REPUBLIKA.CO.ID, JAKARTA -- Komisi Pemberantasan Korupsi (KPK) akan memanggil sejumlah kementerian yang tak menjalankan rekomendasi KPK terkait pencegahan tindak pidana korupsi. Rencana pemanggilan itu disampaikan saat rapat dengar pendapat antara KPK dan Komisi III DPR di Kompleks Parlemen, Rabu (27/11).
Awalnya, sejumlah anggota DPR mempertanyakan upaya KPK mengawasi kelembagaan negara. Wakil Ketua KPK Saut Situmorang menjelaskan, lembaganya masuk dan mengawasi lembaga pemerintahan secara mendetail, termasuk mengkaji potensi tindak korupsi. Kemudian, KPK memberikan sejumlah rekomendasi agar lembaga tersebut menghindari potensi korupsi.
Namun, kata Saut, rekomendasi itu tidak dijalankan. Dalam forum itu, Saut langsung menginstruksikan Direktur Pencegahan KPK Pahala Nainggolan untuk menyusun daftar kementerian yang bandel tersebut.

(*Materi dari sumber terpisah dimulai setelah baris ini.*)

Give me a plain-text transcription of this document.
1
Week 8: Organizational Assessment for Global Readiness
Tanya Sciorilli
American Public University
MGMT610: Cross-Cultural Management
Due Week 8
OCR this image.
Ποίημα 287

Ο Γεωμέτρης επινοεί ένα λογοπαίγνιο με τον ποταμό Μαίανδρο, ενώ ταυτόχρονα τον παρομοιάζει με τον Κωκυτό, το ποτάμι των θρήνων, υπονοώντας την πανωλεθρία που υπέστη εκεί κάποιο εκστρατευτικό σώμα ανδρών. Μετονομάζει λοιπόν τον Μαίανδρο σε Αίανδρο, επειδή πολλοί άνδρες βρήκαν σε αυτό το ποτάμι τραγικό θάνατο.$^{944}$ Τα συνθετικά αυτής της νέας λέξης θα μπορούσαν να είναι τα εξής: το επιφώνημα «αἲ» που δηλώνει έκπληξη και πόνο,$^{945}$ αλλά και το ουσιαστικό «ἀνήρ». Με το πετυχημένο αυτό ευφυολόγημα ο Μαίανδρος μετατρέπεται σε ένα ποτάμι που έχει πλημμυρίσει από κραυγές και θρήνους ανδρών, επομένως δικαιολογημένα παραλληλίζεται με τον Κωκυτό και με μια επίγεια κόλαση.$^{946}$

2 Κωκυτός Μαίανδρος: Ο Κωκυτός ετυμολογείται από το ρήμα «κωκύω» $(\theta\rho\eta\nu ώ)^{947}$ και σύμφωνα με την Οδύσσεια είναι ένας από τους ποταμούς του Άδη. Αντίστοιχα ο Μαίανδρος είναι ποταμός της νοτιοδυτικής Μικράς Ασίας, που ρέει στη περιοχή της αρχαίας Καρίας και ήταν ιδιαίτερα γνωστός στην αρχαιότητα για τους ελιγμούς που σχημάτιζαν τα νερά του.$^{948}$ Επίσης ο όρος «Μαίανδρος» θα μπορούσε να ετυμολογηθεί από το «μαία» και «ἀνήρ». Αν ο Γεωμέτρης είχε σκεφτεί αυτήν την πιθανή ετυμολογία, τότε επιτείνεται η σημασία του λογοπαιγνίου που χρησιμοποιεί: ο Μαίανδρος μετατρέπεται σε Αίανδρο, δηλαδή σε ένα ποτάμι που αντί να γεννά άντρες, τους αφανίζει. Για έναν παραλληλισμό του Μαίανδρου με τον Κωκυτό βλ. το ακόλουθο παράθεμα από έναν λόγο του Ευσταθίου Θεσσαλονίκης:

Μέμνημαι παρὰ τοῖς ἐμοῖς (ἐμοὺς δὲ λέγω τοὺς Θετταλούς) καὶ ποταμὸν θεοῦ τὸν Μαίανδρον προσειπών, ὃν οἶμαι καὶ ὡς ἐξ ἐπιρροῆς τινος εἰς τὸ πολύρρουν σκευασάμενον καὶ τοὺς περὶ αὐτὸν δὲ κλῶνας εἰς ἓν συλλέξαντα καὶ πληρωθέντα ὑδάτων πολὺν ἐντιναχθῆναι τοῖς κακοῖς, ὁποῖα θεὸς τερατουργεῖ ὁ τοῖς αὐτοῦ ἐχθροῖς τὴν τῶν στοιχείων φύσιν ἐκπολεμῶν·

"Pak Pahala, please nanti bikin daftar itu bila perlu. Siap menyusun itu? Siap ya," ujar Saut. "Kita sebut menteri mana yang bandel, yang di depan (mengatakan) 'iya iya', tapi di belakang tidak melaksanakan rekomendasi kita," kata Saut melanjutkan.
Anggota Komisi III Fraksi Demokrat, Benny Kabur Harman, pun mengejar dengan menanyakan apa yang akan dilakukan pada instansi yang bandel tersebut. "Yang bandel itu diapain?" tanya dia. Saut pun langsung mengarahkan pada Deputi Penindakan untuk segera membuat surat pemanggilan.
"Oh ya ya, nanti kita panggil. Pak Panca, Pak Panca, kamu panggil nama yang disebut beliau. Pasti sudah ada di kepala kamu. Panggil besok! Oke? Sudah, Pak, dipanggil besok! Cukup ya," ujar Saut.
Saut tak menyebut secara terperinci kementerian mana saja yang dimaksud. Namun, kata Saut, ada juga kementerian yang menjalankan rekomendasi atau memberikan solusi masukan atas rekomendasi KPK. Ia mencontohkan Menteri Kesehatan Terawan yang mau memberikan solusi balasan atas rekomendasi KPK dalam katalog elektronik sektoral.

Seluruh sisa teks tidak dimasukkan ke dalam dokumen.